Wednesday, December 28, 2011

Holidays and What Not

So Holidays are weird for me. Have been for a while. Some of this is because my parents have never been huge holiday-people, which means me, as growing up like an only child also was never introduced to the idea that holidays were huge. Now I have a wonderful half-sister, who I would never consider as such. She's just my sister - full blown sister, not a fractional relationship, but she's 10 years older than me so I grew up by myself. I am thankful for this. I learned to deal with myself, which has been useful in post-adolescent living.

Okay but where is this going. Here's what I'm thinking. Holidays have lost meaning because they don't have the "pull" they used to have. This actually, surprisingly, has something to do with the War on Christmas conversation, just not the way people who talk this nonsense think.

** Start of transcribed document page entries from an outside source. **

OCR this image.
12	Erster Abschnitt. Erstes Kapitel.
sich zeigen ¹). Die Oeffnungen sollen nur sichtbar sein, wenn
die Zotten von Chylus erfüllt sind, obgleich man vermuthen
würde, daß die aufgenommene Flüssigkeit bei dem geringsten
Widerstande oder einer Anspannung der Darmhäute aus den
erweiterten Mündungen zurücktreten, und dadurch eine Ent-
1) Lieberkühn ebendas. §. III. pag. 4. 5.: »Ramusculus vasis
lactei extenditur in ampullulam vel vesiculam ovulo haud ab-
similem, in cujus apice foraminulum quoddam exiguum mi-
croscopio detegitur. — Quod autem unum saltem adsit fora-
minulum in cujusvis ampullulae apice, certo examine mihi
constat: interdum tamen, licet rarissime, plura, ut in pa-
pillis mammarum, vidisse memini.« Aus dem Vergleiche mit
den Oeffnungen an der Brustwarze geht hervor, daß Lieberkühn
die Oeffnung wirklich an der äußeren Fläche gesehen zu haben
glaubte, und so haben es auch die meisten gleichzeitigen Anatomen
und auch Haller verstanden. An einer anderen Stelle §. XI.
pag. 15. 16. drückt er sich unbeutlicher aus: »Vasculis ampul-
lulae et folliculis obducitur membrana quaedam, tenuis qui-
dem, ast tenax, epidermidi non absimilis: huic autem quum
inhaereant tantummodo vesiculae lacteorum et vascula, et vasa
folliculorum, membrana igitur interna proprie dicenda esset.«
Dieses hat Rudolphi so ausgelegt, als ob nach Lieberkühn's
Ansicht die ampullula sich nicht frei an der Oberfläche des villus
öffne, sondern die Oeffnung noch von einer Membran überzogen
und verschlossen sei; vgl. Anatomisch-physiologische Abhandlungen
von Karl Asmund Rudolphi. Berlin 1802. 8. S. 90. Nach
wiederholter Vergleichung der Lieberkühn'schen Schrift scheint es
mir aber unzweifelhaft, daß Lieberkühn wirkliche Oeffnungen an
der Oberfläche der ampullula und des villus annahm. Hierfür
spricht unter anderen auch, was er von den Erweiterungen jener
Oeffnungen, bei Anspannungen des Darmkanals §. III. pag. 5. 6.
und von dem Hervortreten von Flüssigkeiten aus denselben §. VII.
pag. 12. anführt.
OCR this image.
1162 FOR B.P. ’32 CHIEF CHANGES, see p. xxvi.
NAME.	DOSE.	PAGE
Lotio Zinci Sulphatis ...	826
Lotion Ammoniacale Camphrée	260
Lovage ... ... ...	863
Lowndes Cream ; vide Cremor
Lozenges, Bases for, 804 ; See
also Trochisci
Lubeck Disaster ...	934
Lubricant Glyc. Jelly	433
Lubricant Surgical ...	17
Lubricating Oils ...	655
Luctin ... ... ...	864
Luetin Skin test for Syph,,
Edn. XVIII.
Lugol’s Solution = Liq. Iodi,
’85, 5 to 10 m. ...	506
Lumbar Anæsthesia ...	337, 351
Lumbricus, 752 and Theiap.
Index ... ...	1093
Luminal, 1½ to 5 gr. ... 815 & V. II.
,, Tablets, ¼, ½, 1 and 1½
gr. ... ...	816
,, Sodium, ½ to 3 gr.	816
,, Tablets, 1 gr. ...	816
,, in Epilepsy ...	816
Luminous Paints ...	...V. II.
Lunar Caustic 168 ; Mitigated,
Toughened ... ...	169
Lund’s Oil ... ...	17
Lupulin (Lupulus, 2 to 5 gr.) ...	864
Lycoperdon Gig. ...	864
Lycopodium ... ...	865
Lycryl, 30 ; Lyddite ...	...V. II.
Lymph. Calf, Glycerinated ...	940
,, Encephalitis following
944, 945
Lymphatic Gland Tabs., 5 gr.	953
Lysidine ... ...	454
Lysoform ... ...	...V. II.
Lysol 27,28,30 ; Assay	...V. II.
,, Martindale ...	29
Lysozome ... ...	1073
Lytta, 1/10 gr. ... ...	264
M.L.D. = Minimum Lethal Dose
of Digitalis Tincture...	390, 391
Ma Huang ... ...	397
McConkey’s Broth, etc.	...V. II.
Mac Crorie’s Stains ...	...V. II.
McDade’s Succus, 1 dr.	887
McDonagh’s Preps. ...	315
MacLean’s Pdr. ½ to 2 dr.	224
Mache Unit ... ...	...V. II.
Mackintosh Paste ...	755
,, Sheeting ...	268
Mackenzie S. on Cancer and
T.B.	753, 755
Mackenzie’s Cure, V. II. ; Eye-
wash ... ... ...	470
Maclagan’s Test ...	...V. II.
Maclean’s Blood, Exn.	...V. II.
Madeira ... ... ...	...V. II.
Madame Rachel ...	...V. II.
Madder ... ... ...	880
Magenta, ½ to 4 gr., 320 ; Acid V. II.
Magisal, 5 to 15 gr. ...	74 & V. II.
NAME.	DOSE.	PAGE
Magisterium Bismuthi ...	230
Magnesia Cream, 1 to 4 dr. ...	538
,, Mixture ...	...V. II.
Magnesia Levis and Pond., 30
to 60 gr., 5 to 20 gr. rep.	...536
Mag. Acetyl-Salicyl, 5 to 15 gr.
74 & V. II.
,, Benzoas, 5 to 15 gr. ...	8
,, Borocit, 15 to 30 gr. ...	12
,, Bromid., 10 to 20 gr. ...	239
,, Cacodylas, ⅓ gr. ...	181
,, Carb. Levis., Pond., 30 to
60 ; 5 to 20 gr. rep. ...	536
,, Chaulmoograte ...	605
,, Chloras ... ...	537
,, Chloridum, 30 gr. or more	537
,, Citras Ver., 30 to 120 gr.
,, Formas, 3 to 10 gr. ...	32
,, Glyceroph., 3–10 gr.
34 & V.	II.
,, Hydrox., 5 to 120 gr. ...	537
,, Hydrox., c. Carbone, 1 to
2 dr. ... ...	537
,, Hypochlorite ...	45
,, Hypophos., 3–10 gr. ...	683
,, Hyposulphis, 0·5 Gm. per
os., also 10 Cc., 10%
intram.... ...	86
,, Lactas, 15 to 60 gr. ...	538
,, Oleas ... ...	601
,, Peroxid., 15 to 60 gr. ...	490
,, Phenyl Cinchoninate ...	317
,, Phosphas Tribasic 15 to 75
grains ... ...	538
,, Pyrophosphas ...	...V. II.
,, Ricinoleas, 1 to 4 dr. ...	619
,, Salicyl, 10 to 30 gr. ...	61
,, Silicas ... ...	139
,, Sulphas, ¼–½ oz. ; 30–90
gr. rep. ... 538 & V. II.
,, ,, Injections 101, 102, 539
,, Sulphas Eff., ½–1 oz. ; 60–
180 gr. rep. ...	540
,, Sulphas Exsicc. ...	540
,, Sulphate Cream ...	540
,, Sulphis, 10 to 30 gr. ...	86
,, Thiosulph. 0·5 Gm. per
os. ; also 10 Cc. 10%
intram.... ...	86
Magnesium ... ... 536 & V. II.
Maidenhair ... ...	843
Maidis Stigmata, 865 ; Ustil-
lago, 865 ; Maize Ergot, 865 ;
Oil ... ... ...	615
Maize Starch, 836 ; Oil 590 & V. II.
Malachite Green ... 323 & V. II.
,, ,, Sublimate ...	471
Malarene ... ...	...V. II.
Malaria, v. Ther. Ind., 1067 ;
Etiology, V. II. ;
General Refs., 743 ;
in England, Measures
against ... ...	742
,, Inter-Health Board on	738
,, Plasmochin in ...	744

The terror that comes into the Christian's gut is not from nowhere. They are correct that we no longer live in a unified religious world. The world is "post-modern" and you are in it too - like it or not. But that world is complex and plural and most importantly it's constantly "deferred."

So Post-Modernism, as Jonathan Lethem pointed out in his wonderful essay collection The Ecstasy of Influence, is more like an environment - in fact it is an environment - than it is a mode of thinking.

Here's an example - most of my understanding of other places is mediated through a screen. And then I relay my information over another screen (this one) and then someone else looks it up on their screen. Blah blah. So the point is that we're never getting to "The Real." Real go poof. What we have is the Derridian Trace.

Okay but what in the hell does this have to do with Holidays. Well in a postmodern world Christmas is constituted not by an overall sense of "being." It's constituted by a mostly capital-economic need. Not believing in Jesus or Santa Clause as being supernatural would crash our economy if the result was that people who stopped believing stopped buying.

So the holidays don't pull me in - and they didn't pull my parents in. I think they think that the world does its thing everyday. So it's more meaningful in a sense to invite friends over for a random Wednesday for a meal and talking. That has a solid center. Everyone there is there for the "event." Holidays, Christmas especially, doesn't feel unified at all. And that's what the "war on Christmas" people are correct about. They feel the fear and trembling that comes with the loss of the kind of meaning they want. What they don't get is that it's just gone - and you can kick and scream, but it aint coming back. One must dwell in the world one has. And that world is mediated and complicated and constituted by "play" and therefore wonderful. If you can accept that.

Living meaningfully in a post-modern world is the big question for our time. The fact that it's not constantly talked about shows the depth of the anxiety, in my opinion. Embrace the play. It's a lot of fun.